U.S. Health Care
States have been slow to create one-stop shops to buy health insurance plans, even with millions of dollars in federal money at stake and a looming deadline to have operational exchanges. REUTERS

President Obama has won the latest round in the U.S. health care legal fight.

A federal appeals court Thursday tossed out Virginia's lawsuit against the Obama health care law, ruling that the state's attorney general lacked legal standing to bring the case, USAToday.com reported Thursday.

The decision reversed a lower court judge's ruling that the law violates the Constitution because it forces most Americans to buy some sort of health insurance.
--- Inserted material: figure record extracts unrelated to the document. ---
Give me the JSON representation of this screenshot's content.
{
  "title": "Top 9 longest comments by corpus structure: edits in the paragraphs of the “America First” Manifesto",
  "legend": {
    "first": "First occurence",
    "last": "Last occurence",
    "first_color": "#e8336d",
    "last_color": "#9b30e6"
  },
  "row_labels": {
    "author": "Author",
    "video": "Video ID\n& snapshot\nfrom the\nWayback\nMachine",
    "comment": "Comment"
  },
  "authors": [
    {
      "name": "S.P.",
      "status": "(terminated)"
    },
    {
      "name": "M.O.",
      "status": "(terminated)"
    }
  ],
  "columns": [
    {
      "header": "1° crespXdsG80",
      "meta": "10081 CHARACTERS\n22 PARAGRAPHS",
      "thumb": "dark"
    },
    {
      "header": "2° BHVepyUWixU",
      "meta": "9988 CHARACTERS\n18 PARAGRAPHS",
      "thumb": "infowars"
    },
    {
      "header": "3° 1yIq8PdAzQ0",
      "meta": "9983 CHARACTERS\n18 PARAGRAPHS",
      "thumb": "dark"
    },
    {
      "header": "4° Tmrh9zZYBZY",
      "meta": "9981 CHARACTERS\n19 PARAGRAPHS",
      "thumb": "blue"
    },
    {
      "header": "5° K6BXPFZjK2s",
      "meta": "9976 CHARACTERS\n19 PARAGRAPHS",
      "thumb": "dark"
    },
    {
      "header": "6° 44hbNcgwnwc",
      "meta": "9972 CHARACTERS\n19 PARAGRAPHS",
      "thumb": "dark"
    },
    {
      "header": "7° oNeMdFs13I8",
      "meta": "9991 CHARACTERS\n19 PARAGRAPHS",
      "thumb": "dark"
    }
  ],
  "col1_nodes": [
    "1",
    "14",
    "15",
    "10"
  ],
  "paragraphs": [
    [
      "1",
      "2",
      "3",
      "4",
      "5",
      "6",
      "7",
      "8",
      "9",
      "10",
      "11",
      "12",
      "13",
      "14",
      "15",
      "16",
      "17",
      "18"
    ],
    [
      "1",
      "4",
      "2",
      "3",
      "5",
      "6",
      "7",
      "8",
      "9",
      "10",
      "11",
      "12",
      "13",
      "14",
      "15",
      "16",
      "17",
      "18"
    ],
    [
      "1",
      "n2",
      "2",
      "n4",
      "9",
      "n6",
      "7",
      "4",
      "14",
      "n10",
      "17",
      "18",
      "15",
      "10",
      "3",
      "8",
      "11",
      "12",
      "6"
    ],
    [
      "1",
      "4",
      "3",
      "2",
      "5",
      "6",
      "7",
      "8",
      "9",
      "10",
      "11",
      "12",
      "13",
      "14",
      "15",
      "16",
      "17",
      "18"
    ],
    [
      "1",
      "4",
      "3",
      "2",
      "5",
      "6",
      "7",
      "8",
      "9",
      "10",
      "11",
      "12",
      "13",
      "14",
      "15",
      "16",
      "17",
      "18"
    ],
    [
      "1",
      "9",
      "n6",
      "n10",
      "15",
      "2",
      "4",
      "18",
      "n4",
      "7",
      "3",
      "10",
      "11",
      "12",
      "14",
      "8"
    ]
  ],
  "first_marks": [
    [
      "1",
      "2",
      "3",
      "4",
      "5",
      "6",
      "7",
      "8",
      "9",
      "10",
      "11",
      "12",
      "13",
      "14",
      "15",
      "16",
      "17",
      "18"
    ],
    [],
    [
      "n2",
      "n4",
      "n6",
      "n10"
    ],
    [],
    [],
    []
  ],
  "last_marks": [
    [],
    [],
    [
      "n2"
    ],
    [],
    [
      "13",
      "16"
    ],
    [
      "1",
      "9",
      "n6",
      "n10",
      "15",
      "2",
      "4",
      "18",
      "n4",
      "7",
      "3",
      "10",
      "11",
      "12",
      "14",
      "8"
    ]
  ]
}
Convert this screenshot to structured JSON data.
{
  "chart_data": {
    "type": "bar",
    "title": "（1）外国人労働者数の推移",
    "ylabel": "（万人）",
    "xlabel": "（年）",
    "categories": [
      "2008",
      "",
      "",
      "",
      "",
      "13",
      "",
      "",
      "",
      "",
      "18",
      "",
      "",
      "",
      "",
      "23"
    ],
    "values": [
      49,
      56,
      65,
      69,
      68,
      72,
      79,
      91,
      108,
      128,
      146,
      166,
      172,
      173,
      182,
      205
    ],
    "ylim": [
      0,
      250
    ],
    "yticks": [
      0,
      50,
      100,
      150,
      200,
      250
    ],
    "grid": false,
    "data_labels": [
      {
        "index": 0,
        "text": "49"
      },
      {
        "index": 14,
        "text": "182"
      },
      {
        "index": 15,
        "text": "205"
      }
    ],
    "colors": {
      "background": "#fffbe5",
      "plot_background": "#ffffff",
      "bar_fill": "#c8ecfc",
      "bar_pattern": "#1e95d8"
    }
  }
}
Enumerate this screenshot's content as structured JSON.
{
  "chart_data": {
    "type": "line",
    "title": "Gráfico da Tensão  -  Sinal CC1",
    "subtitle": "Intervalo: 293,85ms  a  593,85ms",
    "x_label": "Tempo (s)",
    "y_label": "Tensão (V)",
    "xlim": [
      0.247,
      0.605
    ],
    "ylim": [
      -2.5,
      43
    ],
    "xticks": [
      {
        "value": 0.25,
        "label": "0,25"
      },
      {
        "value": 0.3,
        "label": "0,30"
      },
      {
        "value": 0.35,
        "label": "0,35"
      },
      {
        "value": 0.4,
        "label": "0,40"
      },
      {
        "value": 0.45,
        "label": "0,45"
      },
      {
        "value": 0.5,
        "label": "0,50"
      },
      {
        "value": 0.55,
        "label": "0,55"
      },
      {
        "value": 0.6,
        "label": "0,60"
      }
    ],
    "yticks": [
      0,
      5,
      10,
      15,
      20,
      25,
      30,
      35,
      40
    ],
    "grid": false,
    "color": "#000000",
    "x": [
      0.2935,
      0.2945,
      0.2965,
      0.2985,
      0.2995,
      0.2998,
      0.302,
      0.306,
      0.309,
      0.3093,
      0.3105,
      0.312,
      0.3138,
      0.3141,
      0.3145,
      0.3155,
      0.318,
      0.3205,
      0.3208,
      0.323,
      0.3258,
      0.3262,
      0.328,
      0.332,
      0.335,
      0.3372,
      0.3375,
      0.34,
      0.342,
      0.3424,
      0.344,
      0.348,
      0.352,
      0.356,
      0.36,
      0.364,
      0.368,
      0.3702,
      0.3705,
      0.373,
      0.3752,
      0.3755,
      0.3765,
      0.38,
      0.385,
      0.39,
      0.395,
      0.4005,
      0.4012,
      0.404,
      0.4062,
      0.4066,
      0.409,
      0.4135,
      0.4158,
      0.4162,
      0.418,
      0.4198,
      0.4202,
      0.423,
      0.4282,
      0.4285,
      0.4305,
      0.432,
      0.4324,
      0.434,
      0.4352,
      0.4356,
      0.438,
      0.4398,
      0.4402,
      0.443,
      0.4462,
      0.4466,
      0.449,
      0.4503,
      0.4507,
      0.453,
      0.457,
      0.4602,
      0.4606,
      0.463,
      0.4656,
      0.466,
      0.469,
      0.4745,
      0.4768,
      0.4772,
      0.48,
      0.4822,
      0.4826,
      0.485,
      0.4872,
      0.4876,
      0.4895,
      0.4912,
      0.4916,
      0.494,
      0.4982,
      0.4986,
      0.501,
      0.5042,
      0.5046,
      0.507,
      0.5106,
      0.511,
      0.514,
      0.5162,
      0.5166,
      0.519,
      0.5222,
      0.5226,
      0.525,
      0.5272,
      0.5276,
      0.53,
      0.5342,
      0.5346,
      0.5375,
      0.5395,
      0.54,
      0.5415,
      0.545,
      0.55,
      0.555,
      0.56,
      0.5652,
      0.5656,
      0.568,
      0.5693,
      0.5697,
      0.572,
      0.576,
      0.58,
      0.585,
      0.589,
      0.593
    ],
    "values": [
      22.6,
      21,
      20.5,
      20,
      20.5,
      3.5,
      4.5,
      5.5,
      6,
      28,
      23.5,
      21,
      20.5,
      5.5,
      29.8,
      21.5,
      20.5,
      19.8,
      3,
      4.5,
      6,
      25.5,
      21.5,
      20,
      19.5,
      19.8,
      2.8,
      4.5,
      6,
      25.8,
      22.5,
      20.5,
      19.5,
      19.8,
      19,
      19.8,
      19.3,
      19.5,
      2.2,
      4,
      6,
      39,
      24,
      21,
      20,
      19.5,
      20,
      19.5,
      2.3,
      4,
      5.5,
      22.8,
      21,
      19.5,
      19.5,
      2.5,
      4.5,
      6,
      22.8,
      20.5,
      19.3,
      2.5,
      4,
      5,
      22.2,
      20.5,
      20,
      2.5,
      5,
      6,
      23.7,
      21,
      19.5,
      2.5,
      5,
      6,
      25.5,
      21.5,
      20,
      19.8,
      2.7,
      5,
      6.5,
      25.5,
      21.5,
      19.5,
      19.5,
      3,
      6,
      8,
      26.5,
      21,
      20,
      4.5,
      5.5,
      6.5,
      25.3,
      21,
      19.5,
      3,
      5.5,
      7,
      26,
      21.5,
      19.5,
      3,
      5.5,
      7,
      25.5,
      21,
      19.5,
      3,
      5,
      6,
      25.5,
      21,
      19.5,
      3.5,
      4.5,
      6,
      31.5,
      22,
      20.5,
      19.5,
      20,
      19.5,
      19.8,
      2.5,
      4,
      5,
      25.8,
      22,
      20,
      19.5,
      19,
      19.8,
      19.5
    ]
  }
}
The 4th Circuit Court of Appeals said Virginia Republican Attorney General Ken Cuccinelli doesn't have a legal right to sue over the law's requirement that most people buy insurance, thehill.com reported. The court vacated a lower court's ruling in the case and instructed the lower court to dismiss the suit.

Many legal scholars expect one of the several lawsuits challenging the health care law to reach the Supreme Court during the 2011-12 term that begins in October, Reuters reported Thursday.

Political/Public Policy Analysis: It looks like the 2010 U.S. Health Care Reform Act will head to the Supreme Court. Even so, investors and readers should keep in mind that, regardless of a high court hearing, the U.S. must cost-effecttively find ways to treat all the uninsured who show up at hospitals -- perhaps the major flaw in the pre-2010 U.S. health care system.